INTERVIEW: ‘The whole point of the law is to have teeth. It is not just about appealing to moral persuasion,’ said Lord Anthony Gifford QC, the co-founder of the first law centre. The veteran human rights lawyer, who moved to Jamaica in 1989, was talking to www.thejusticegap.com.
After more than 50 years at the Bar, Tony Gifford’s biography serves as a pretty comprehensive list of left wing causes célèbres. Notable cases include the Birmingham Six, Guildford Four; he chaired inquiries into Broadwater Farm and the Toxteth riots in Liverpool; and represented the family of James Wray at the Bloody Sunday Inquiry. Then there is his international work which includes his involvement in the anti apartheid campaign in South Africa, support for the liberation movement in Mozambique and latterly fighting for peoples’ rights in the Caribbean. The barrister was also founder of the first law centre, North Kensington, which was set up in 1970.
- You can read the full interview here
Gifford, who is a member of the Doughty Street barristers’ chambers in the UK, set up his firm Gifford Thompson & Bright in 1991 in Kingston. He called the the LASPO cuts of April 2013 ‘appalling’.

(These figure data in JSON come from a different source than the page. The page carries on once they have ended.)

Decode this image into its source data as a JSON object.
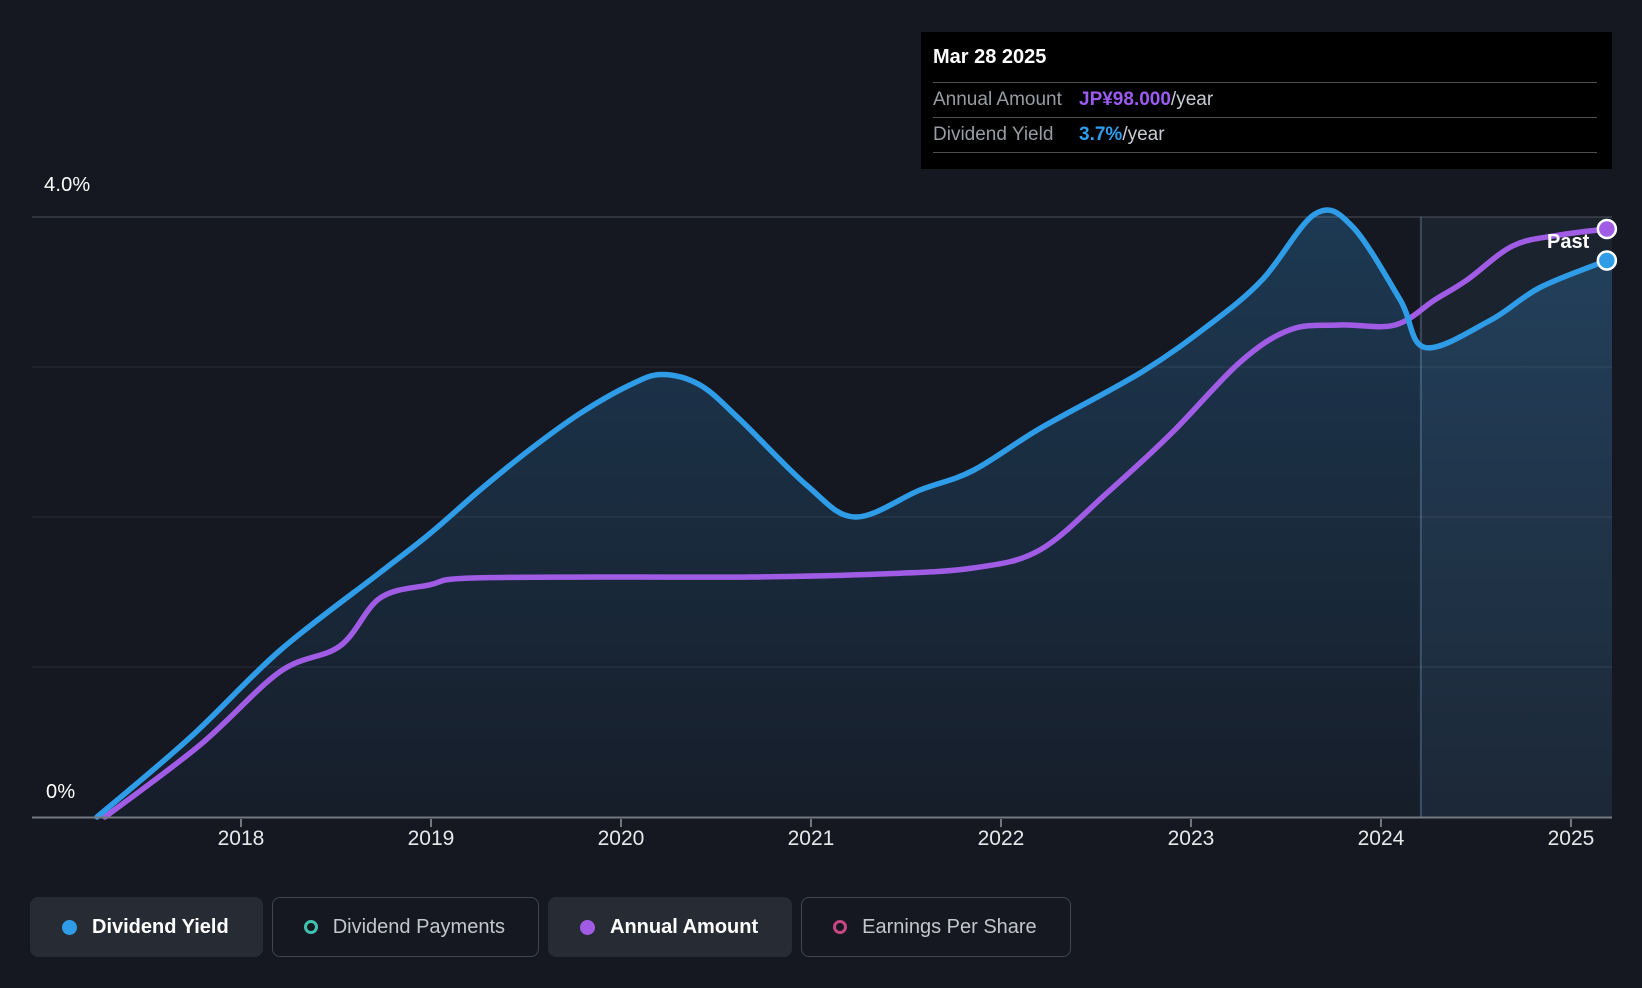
{
  "tooltip": {
    "date": "Mar 28 2025",
    "rows": [
      {
        "label": "Annual Amount",
        "value": "JP¥98.000",
        "suffix": "/year",
        "value_color": "#9c5bf0"
      },
      {
        "label": "Dividend Yield",
        "value": "3.7%",
        "suffix": "/year",
        "value_color": "#2e9ff0"
      }
    ]
  },
  "chart": {
    "past_label": "Past",
    "y_top_label": "4.0%",
    "y_zero_label": "0%"
  },
  "legend": [
    {
      "label": "Dividend Yield",
      "marker_color": "#2f9ce8",
      "marker_filled": true,
      "active": true
    },
    {
      "label": "Dividend Payments",
      "marker_color": "#3fc1b0",
      "marker_filled": false,
      "active": false
    },
    {
      "label": "Annual Amount",
      "marker_color": "#a15ce6",
      "marker_filled": true,
      "active": true
    },
    {
      "label": "Earnings Per Share",
      "marker_color": "#c74683",
      "marker_filled": false,
      "active": false
    }
  ],
  "chart_data": {
    "type": "line",
    "title": "",
    "xlim": [
      2016.9,
      2025.216
    ],
    "ylim": [
      0,
      4.0
    ],
    "x_ticks": [
      2018,
      2019,
      2020,
      2021,
      2022,
      2023,
      2024,
      2025
    ],
    "y_gridlines_pct": [
      4,
      3,
      2,
      1
    ],
    "grid": true,
    "legend_position": "bottom",
    "past_divider_x": 2024.21,
    "series": [
      {
        "name": "Dividend Yield",
        "color": "#2f9ce8",
        "unit": "percent",
        "area_fill": true,
        "end_marker": true,
        "points": [
          [
            2017.242,
            0.0
          ],
          [
            2017.732,
            0.53
          ],
          [
            2018.205,
            1.11
          ],
          [
            2018.732,
            1.63
          ],
          [
            2018.995,
            1.89
          ],
          [
            2019.258,
            2.18
          ],
          [
            2019.521,
            2.45
          ],
          [
            2019.784,
            2.69
          ],
          [
            2020.047,
            2.88
          ],
          [
            2020.216,
            2.95
          ],
          [
            2020.416,
            2.88
          ],
          [
            2020.626,
            2.65
          ],
          [
            2020.979,
            2.21
          ],
          [
            2021.232,
            2.0
          ],
          [
            2021.574,
            2.18
          ],
          [
            2021.853,
            2.31
          ],
          [
            2022.205,
            2.59
          ],
          [
            2022.732,
            2.96
          ],
          [
            2023.084,
            3.27
          ],
          [
            2023.374,
            3.58
          ],
          [
            2023.653,
            4.02
          ],
          [
            2023.847,
            3.94
          ],
          [
            2024.1,
            3.45
          ],
          [
            2024.232,
            3.13
          ],
          [
            2024.574,
            3.31
          ],
          [
            2024.837,
            3.53
          ],
          [
            2025.189,
            3.71
          ]
        ]
      },
      {
        "name": "Annual Amount",
        "color": "#a15ce6",
        "unit": "JPY_per_year",
        "axis_scale_jpy_per_pct": 25,
        "area_fill": false,
        "end_marker": true,
        "points": [
          [
            2017.284,
            0.0
          ],
          [
            2017.784,
            12.0
          ],
          [
            2018.205,
            24.2
          ],
          [
            2018.521,
            28.5
          ],
          [
            2018.732,
            36.5
          ],
          [
            2018.995,
            38.7
          ],
          [
            2019.179,
            39.8
          ],
          [
            2019.889,
            40.0
          ],
          [
            2020.679,
            40.0
          ],
          [
            2021.363,
            40.5
          ],
          [
            2021.853,
            41.5
          ],
          [
            2022.205,
            44.5
          ],
          [
            2022.558,
            54.0
          ],
          [
            2022.905,
            64.2
          ],
          [
            2023.258,
            75.8
          ],
          [
            2023.521,
            81.2
          ],
          [
            2023.784,
            82.0
          ],
          [
            2024.074,
            82.0
          ],
          [
            2024.284,
            86.2
          ],
          [
            2024.453,
            89.5
          ],
          [
            2024.695,
            95.2
          ],
          [
            2024.942,
            97.0
          ],
          [
            2025.189,
            98.0
          ]
        ]
      }
    ]
  }
}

‘I am amazed that the attack should come from these Conservatives – for all their faults in the 1970s, they did believe in the rule of law,’ Gifford said. ‘That means people should have access to justice – irrespective of their means. The Legal Aid and Advice Act passed by the Attlee government in 1949 provided a model scheme. It gave Britain a very good reputation on the international stage in terms of the upholding of justice.’
As founder of the first law centre Tony Gifford was a pioneer in promoting access to justice for the poor and the vulnerable. North Kensington Law Centre opened in 1970 in a butcher’s shop at the north end of Portobello Road and, in doing so, spawned a movement. Some 13 opened between 1973 and 1974 and there were to be more than 60 in total.
‘The idea began with the publication of a pamphlet by the Fabian Society – Justice for all – reporting on the poverty program in the United States and the neighbourhood law firms that have had up there,’ Gifford recalled. ‘We lived in Notting Hill and we can see the needs of the people in North Kensington were crying out to be met.’
Gifford remembered 1970 as being ‘the year of Rachman’, the notorious slum landlord. ‘There was intense racism from the Notting Hill police, poor local authority accommodation and exploitation of workers,’ he said. ‘The whole point of the law is to have teeth. It is not just about appealing to moral persuasion. It must provide effective remedies through the court system. When the North Kensington law centre started, landlords found that they would evict a tenant in the morning, then have an injunction slapped on them by the afternoon and the tenant could be back by the evening.’
The centre instituted a duty solicitor rota at Notting Hill police station. ‘Someone could be arrested at midnight and an hour later, the lawyer would be knocking on the door of the station,’ he recalls. ‘The very presence of lawyers acted as a deterrent to misbehavior.’
‘The message was very simple: justice is for all – and, in particular, for those with slender means because they are more likely to be exploited. There are simple truths that should be self-evident. Yet they are being questioned by the powers that be.’
Working in Jamaica puts the legal aid crisis here into perspective. ‘It is a real education to work in a country where the public resources are so much less per head than they are in an advanced country. To be in a Caribbean country, you see how every public service is under terrible strain – education, health and justice,’ he said; before adding: ‘There is a very dedicated legal profession – and a real desire to see justice done.’
‘There is a legal aid scheme of sorts – but it is minimal,’ the barrister continued. ‘The real legal aid that I depend on in my criminal practice comes from families. There is tremendous solidarity shown by family members, particularly those overseas living in the US.’
Tony Gifford called the Human Rights Act ‘the most progressive and far-reaching piece of legislation passed by Tony Blair’s government’.
The lawyer called the prospect of withdrawing from the European Convention as ‘extraordinary’. ‘We would be putting ourselves on a par with Russia and other countries that want to opt out. For a government meant to stand for the rule of law that would look very bad on the world stage.’
‘We must have access to the courts and, if necessary, to the European Court of Human Rights so as to maintain the standards of human rights which became essential after the disaster of the Second World War.’
‘If you allow popular feeling to go unchecked – and politicians are always encouraged to do a popular thing rather than the right thing – then only effective human rights legislation can stop that.’